输入查询q的一部分。 Enter part of the query q's. 由此,在线拼写纠正的目标是定位正确拼写的查询〗,该正确拼写的 As a result, online spelling correction goal is to locate the correct spelling of queries〗, the correct spelling

查询^吏得到扩展给定的部分查询^的任何查询q的概率最大化。 The probability of any query q ^ officials expanded query given partial query ^ maximized. 更正式地,可能想要定位下式: More formally, you might want to locate the following formula:

Λ Λ

[0033] c = arg maxc斗"p(c | q) = arg maxc斗"p(q | c)p(c) ⑵ [0033] c = arg maxc bucket "p (c | q) = arg maxc bucket" p (q | c) p (c) ⑵

[0034] 其中q = 表示的前缀。 [0034] wherein q = prefix indicated. 在这样的方程式中,离线拼写纠正可被视为更一般的在线拼写纠正的受约束的特殊情况。 In this equation, the offline spelling correction may be regarded as a special case of a more general constrained online spelling correction.

[0035] 系统300便于学习作为上述生成性模型的估计的变换模型302。 [0035] System 300 is easy to learn and estimates the transformation model as the model 302 generated. 变换模型302类似于语音识别中的字形到音素转换的联合序列模型,如下列公开中所述的:M. Bisani和H. Ney 在Speech Communication (语音通信),Vol. 50. 2008 上发表的“ Joint-SequenceModels for Grapheme-to-Phoneme Conversion(用于字形到音素转换的联合序列模型),其整体通过应用结合于此。 Joint 302 is similar to the sequence model transformation model glyph to speech recognition phoneme conversion, as disclosed in the following:.. M Bisani and H. Ney in Speech Communication (voice communication), Vol 50. 2008, published on " joint-SequenceModels for grapheme-to-phoneme conversion (for combination sequence to phoneme conversion shaped model), incorporated herein in its entirety by the application.

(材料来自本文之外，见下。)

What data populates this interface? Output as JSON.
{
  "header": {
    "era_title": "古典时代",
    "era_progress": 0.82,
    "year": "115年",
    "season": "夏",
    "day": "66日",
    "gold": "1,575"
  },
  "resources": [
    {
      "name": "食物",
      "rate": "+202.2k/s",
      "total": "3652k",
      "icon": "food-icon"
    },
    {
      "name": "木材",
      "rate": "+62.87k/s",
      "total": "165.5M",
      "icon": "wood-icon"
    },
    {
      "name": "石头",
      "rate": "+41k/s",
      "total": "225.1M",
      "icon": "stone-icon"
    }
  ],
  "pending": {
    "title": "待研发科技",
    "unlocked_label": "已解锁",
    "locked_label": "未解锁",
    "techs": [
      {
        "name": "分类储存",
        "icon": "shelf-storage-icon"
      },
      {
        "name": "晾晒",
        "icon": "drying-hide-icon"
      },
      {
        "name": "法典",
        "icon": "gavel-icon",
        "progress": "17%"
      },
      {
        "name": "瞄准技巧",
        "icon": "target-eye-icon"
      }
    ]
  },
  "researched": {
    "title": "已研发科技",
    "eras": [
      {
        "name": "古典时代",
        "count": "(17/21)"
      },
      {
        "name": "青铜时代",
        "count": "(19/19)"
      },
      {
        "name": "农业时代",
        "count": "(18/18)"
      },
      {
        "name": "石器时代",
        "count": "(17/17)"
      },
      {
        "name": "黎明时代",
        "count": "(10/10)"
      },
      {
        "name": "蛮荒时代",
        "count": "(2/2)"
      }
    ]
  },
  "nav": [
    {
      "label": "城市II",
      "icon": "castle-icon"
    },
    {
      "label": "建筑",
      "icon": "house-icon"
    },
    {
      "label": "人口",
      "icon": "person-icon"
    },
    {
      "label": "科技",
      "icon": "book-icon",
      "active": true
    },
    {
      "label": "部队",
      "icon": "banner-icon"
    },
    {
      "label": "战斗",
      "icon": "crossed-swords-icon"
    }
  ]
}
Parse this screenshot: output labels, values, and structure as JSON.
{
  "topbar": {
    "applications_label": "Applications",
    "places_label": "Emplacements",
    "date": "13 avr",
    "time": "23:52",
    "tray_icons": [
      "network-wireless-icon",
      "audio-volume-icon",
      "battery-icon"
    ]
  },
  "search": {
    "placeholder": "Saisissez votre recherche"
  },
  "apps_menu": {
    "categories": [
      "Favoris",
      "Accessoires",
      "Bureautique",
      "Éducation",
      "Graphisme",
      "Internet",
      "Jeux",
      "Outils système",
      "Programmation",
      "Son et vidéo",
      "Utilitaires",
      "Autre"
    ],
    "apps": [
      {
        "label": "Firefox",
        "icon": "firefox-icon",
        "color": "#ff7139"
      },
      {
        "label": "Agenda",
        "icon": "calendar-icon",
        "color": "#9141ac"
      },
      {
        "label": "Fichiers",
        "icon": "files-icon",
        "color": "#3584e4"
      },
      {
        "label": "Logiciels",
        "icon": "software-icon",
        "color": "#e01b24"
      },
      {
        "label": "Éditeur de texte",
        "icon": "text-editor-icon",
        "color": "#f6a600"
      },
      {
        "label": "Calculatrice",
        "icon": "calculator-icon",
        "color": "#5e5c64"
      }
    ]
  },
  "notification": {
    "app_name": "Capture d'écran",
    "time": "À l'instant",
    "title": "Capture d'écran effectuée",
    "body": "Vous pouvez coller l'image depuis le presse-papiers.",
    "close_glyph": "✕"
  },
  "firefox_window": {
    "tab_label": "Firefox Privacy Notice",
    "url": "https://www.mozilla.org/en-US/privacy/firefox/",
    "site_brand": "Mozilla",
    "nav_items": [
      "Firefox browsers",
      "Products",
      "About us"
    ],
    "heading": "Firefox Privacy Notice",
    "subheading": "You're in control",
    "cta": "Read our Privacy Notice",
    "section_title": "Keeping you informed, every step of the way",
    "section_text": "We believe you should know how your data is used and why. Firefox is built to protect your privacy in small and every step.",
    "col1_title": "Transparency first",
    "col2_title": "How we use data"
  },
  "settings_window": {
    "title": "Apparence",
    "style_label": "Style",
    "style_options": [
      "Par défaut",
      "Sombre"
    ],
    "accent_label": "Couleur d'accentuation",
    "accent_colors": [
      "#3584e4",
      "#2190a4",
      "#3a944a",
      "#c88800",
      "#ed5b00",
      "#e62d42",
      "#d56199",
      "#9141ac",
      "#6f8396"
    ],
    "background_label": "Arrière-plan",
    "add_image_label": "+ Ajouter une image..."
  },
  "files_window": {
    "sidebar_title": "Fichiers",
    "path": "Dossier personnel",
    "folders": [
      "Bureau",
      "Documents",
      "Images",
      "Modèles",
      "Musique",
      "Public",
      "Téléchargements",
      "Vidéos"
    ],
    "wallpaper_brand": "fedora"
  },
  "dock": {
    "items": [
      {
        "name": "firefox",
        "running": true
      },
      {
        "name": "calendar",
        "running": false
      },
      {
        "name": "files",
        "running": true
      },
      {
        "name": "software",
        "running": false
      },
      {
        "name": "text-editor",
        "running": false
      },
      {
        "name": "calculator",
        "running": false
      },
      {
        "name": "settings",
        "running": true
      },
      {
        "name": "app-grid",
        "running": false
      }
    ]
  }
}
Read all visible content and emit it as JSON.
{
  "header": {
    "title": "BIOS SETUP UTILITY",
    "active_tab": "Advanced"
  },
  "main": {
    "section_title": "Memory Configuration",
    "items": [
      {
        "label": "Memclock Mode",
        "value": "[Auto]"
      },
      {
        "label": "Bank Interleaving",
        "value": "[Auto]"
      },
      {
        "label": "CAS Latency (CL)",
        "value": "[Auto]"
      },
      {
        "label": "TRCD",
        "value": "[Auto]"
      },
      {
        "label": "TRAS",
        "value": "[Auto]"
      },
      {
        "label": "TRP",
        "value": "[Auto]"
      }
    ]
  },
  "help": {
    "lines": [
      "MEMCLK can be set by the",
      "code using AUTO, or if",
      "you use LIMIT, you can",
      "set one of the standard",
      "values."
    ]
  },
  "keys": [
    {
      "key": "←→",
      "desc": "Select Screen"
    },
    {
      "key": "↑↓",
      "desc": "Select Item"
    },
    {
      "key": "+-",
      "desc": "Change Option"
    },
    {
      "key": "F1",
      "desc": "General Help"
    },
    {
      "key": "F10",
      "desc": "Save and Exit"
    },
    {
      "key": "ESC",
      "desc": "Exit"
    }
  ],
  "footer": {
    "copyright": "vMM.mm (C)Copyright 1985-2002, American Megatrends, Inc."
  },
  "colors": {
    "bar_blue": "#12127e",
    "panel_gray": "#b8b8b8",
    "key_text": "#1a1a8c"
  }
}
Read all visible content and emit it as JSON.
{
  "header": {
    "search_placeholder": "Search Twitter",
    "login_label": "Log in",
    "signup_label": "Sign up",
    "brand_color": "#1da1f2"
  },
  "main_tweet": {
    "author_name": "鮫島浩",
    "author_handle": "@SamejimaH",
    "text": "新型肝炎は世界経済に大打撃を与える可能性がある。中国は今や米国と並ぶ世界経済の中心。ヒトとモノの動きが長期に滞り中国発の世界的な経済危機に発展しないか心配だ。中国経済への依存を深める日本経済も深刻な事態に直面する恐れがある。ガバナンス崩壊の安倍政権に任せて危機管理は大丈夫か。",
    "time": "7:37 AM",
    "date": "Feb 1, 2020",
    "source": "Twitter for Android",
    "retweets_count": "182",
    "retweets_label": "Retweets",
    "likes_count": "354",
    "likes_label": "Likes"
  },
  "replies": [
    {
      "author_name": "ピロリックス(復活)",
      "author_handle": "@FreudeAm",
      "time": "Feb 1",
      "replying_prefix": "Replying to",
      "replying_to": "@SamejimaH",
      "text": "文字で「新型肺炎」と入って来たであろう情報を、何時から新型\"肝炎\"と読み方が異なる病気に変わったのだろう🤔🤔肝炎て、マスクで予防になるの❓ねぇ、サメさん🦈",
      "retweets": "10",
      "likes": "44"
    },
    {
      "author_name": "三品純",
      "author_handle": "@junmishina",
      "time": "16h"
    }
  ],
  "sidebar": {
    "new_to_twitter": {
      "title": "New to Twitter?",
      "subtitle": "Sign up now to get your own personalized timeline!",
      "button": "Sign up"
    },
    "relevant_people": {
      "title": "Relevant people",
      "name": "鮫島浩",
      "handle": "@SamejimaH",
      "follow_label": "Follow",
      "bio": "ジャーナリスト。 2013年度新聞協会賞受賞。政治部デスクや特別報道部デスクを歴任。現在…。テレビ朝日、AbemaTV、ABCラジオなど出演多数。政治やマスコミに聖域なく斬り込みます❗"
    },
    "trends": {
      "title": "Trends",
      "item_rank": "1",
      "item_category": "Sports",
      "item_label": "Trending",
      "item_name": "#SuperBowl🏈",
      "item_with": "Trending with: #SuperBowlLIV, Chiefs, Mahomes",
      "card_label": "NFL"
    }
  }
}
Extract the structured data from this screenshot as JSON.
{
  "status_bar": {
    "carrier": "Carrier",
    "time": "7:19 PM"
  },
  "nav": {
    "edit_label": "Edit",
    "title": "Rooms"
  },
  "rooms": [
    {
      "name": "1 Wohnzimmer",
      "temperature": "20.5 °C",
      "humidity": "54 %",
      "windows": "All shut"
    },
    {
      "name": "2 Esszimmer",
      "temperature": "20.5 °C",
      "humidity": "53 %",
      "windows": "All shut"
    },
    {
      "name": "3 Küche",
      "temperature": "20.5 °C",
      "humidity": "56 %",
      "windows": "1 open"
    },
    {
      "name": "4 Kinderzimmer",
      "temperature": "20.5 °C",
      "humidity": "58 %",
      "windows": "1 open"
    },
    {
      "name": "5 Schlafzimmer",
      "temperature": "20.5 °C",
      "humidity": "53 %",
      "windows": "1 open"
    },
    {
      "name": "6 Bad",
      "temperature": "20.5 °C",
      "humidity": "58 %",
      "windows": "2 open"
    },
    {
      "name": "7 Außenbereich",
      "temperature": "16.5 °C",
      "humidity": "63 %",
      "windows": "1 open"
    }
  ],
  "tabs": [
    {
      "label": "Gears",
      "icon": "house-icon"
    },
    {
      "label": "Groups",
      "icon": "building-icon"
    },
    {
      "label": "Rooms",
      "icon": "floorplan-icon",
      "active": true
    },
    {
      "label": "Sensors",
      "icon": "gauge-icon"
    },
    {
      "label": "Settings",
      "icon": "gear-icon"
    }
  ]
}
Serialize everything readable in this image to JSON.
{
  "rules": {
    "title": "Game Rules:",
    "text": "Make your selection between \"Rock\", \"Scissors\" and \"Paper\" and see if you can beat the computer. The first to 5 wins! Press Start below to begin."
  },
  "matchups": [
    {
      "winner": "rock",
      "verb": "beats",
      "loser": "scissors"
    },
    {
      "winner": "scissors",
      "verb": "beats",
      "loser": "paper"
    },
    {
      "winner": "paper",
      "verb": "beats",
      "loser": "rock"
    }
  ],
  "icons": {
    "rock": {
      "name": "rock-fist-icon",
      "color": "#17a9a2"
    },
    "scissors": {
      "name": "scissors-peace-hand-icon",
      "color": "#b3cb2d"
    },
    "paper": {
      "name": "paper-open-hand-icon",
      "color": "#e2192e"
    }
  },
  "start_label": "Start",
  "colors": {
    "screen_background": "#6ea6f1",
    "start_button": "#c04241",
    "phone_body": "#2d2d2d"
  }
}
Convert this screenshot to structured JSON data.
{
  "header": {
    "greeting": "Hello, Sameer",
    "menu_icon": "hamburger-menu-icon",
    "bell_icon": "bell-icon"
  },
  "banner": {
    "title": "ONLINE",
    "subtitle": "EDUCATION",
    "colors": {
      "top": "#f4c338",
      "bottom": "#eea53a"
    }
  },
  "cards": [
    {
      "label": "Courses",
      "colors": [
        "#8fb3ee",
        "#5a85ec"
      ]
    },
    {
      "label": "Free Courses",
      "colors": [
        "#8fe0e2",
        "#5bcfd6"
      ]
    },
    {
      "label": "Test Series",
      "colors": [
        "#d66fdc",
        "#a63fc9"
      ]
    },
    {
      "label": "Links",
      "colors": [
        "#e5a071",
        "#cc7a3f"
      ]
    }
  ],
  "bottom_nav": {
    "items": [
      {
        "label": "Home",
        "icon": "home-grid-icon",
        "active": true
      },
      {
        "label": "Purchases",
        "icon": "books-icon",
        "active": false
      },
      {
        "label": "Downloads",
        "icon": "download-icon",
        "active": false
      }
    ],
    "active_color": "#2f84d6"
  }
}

[0036] 系统300包括包含训练数据306的数据储存库304。 [0036] The system 300 includes a data store containing training data 306 304. 例如,训练数据306可包括以下标记数据:词对,其中词对中的第一个词是词的错误拼写而词对中的第二个词是正确拼写的词;以及词对中每ー个词中的标记字符序列,其中这样的词被拆分成不重叠的字符序列,且其中词对中的词之间的字符序列彼此映射。 For example, the training data 306 may include data marks: word pairs, wherein the first word of a word is misspelled word and the second word of the word is correctly spelled word; and a word for each ーmarker sequence of characters in the word, this word which is split into a sequence of characters do not overlap, and wherein the sequence of characters between words of the word mapped to each other. 然而,可查明获得这样的训练数据(尤其是大規模地)可能是成本高昂的。 However, the identification of such training to obtain data (especially large scale) may be cost prohibitive. 因此,在另ー示例中,训练数据306可包括词对,其中词对包括错误拼写的词和对应的正确拼写的词。 Thus, ー In another example, the training data 306 may include a word pair, wherein the word correctly spelled words and word pairs corresponding to include misspelled. 这ー训练数据306可从搜索引擎的查询日志获取,其中用户首先提供错误拼写的词作为查询的一部分,之后通过选择由搜索引擎建议的查询来纠正该词。 This ー training data 306 can be obtained from a search engine query log, which provides the user first misspelled word as part of the query, and then to correct the word by selecting the query suggestions by search engines. 之后并且如下文将描述的,可对训练数据306执行期望最大化算法以学习词对之间的上述字符序列,并因此学习变换模型302。 And as will be described later, and the training data 306 can be performed on EM algorithm to learn the character sequence between word pairs, and thus the transformation model 302 to learn. 这样的期望最大化算法在图3中由期望最大化组件308表示。 Such expectation maximization algorithm represented by the expectation maximization component 308 in FIG. 3. 期望最大化组件308可包括可剪除变换模型302的剪除组件310,并且还可包括可平滑化该模型302的平滑化组件312。 Expectation-maximization pruning component 308 may comprise a transformation model 302 pruning component 310, and may further include components of the smoothed, model 302 312. 之后,可向变换模型302提供先前观察到的查询前缀来生成第一数据结构110。 Thereafter, the query prefix may be provided to the previously observed transformation model 302 to generate a first data structure 110. 另选地,经剪除、平滑化的变换模型302本身可以是第一数据结构110,并且可操作用于实时地输出和用户提出的查询前缀中的ー个或多个字符序列有关的变换概率。 Alternatively, pruned, smoothed transformation model 302 itself may be the first data structure 110, and operable to output ー transition probability or related query prefix character sequences and a plurality of users in real time is proposed.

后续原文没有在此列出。